Shobharam, also known as Raut Yadav, resided in the remote village of Arkar in Balod district, located about 50 km northeast of Balod. Despite facing poverty, Shobharam made a living through daily wages and cattle grazing. On 26 January 1895, Shobharam and his wife welcomed their son Ratna, who was later named Ramratan. Despite their financial struggles, Ramratan was raised in a happy environment. During this time, India was under British rule.
He received elementary education up to the fourth grade. Once of eligible age, he married Sukhum, but he developed a love for the nation and was inspired by the words of leaders who encouraged him to become a freedom fighter. The British atrocities further fuelled his desire to leave home and join the struggle for independence.

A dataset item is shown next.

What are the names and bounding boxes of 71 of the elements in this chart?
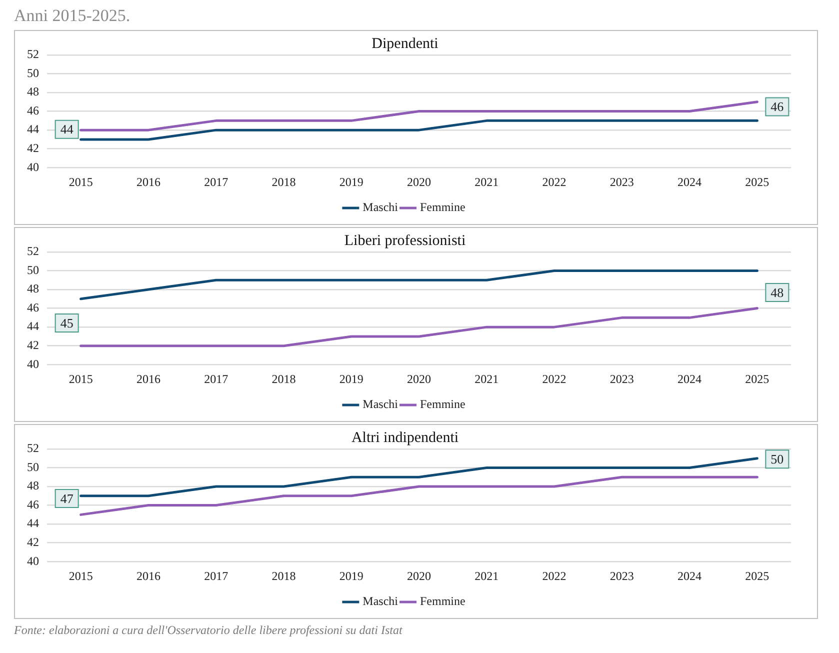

Leaving his young child with his mother, Ramratan, at the age of 35, actively participated in the freedom struggle in 1930, following the principles of patriotism and Mahatma Gandhi. Due to limited transportation and communication, he was unable to send any messages to his family but devoted himself to serving the country as a freedom fighter. He actively participated in the Quit India Movement of 1942 as part of a group of freedom fighters, enduring imprisonment from 14 November 1942, until 19 April 1943 in Raipur Central Jail.
Ramratan passed away in 1985 at the age of 90, having received a freedom fighter pension during his lifetime. On 15 August 1997, during the 'Golden Jubilee' celebration of India's independence, the then Chief Minister Digvijay Singh honoured Ramratan posthumously with a commendation letter.